Even Crytek's Cevat Yerli stated that "the 360 and PS3's CPU and GPU are more than adequate for a port of Crysis, it's more a of a memory issue."
And of course Battlefield: Bad Company is coming to both consoles and it has destructible buildings, procedural at that fact. Both being a steady set of hardware to develope for, it's easy for devs to make use of both systems as compared to PC developers that have to make a game scalable for a wide range of hardware, as many PC titles as there are out there, only a select few actually make what I would call "full use" of PC hardware, instead of losing alot of efficiency in wasted operations that otherwise could've been used for the actual game. Games like HL2/Source games, Far Cry, Crysis (it's "requirements/recommendations" are "high", but the game is extremely efficient for what it's doing all together), Call of Duty 4, and some others all make great use of the hardware they are running on. Not to mention all those games will run on hardware below the required specs, hell Far Cry will run on Intel GMA 845 (aka Intel Xtreme Graphics 2), albeit the GPU will actually fail to render the entire scene, but it runs never the less, I beat it like that on my old Toshiba Satellite series tablet PC haha.

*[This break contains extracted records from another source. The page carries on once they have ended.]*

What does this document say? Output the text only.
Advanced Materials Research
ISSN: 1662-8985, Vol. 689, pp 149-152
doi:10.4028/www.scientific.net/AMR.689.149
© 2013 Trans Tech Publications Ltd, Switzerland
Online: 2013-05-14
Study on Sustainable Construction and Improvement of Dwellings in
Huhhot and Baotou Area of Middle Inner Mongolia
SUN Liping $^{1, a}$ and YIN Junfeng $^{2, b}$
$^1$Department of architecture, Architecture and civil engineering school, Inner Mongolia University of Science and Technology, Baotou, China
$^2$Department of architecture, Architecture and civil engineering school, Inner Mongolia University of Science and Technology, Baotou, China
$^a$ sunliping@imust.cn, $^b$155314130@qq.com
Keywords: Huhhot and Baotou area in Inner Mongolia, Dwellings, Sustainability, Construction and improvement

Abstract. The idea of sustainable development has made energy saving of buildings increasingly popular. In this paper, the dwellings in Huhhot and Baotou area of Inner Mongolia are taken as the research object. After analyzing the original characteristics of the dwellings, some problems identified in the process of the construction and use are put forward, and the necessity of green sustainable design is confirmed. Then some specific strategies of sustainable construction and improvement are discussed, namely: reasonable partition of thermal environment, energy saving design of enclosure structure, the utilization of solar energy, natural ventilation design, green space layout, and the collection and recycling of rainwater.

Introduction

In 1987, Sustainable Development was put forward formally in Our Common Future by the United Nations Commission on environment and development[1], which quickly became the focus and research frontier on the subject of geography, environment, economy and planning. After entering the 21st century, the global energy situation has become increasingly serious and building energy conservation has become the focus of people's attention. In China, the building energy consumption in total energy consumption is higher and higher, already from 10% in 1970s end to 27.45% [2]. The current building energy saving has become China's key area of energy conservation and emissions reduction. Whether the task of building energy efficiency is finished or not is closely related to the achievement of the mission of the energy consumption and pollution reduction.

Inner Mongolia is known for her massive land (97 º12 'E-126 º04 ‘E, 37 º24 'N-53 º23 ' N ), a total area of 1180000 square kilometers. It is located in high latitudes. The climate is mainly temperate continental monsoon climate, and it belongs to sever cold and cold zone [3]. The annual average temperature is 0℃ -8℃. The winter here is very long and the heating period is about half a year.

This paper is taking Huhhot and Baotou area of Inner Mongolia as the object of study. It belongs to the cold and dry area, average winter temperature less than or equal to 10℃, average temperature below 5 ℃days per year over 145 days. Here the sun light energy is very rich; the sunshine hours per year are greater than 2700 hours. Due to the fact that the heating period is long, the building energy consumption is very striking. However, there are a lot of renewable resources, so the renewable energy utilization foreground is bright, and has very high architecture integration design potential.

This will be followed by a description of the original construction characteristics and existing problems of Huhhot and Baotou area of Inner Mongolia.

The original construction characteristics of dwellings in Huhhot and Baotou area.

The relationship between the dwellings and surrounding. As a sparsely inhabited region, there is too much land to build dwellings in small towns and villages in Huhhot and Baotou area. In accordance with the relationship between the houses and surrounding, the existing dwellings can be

The next real step with games I think is interaction, Crysis was/is the beginning of this, so I think we'll see more emphasis on CPU and memory and more instances of GPUs being used for real interaction physics (not effects physics). Sure theres is more graphical output to be had in some games, but shaders also do wonders in games too, however, environmental interaction is the next big step in producing life like games.
I agree with woundingchaney though, memory is the biggest issue involving environmental deformation, the current consoles really don't have too much to work with, but they do have HDDs for data caching, which is no real substitute for real RAM but it definetly helps, just ask the guys at Insomniac or Naughty Dog. The Wii though I think is possibly the most properly equiped console in terms of memory as compared to it's other components, however the overall title goes to the PSP. Too bad they would just have a difficult time with high level procedural interactions, but you can still do a good job with scripts like in Red Faction 1/2.